This is a project that supports doctoral dissertation enhancement research at Oxford University in the U.K. The U.S. principal investigator and advisor is Maria Schonbek from the University of California, Santa Cruz. Her student is Clayton Bjorland and her U.K. collaborator is Endre Suli.
In this project Clayton Bjorland will consider questions related to the existence and asymptotic behavior of a system of nonlinear differential equations: the Viscous Camassa-Holm equations (VCHE), which are also known as Navier-Stokes-alpha equations (NS-alpha). These equations arose from work on shallow water equations. They were also derived as a "filtered" Navier-Stokes equation, which obeys a modified Kelvin circulation theorem along filtered velocities. The Navier-Stokes-alpha equations are closely related the famous Navier-Stokes equations, but the filter allows bounds that are currently unobtainable for the Navier-Stokes equations, and thus makes the NS-alpha equations in some sense better suited for computational turbulence. The hope is that these equations might give good approximations to the Navier-Stokes equations, which are the main model for fluid equations.

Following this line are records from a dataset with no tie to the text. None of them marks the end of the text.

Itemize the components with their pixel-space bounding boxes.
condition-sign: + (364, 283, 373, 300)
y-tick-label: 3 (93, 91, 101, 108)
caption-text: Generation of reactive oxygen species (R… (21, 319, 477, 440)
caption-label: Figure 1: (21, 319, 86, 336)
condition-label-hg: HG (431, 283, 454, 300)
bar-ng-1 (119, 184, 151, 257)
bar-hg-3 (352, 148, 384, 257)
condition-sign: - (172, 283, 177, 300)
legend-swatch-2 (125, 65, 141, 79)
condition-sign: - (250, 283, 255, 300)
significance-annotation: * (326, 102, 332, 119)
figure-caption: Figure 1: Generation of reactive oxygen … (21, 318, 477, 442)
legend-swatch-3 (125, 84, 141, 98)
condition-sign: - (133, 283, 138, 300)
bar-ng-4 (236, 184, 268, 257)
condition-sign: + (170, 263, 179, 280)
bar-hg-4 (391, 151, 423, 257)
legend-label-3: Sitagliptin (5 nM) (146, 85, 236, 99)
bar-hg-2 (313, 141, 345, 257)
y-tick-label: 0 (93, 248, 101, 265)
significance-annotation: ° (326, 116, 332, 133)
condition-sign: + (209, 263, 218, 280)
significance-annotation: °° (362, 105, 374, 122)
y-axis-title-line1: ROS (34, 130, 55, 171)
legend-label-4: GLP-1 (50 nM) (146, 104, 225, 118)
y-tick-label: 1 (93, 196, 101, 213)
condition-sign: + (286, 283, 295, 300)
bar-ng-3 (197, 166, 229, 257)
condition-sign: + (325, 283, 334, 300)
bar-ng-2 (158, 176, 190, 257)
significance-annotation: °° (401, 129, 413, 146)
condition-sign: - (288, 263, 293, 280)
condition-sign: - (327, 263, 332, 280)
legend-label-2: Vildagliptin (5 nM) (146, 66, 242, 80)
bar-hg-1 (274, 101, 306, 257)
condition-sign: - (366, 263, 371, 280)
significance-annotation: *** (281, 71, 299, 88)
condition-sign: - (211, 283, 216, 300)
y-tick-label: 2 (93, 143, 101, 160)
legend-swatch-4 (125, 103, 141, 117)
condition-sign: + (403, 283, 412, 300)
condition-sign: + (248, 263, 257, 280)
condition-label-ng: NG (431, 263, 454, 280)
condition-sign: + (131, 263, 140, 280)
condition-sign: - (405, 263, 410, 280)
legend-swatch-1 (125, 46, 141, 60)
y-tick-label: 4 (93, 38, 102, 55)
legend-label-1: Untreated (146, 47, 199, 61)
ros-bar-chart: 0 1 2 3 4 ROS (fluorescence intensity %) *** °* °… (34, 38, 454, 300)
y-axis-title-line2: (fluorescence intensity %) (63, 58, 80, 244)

One of the millennium problems, important classic questions that have resisted solution over the years, from the Clay Institute is in regards to regularity for solutions of the Navier-Stokes equations. The Navier-Stokes equations describe the movement of liquids and gases. Although they were found in the 19th century, they still are not well understood. The problem is to make progress toward a mathematical theory that will give us insight into these equations.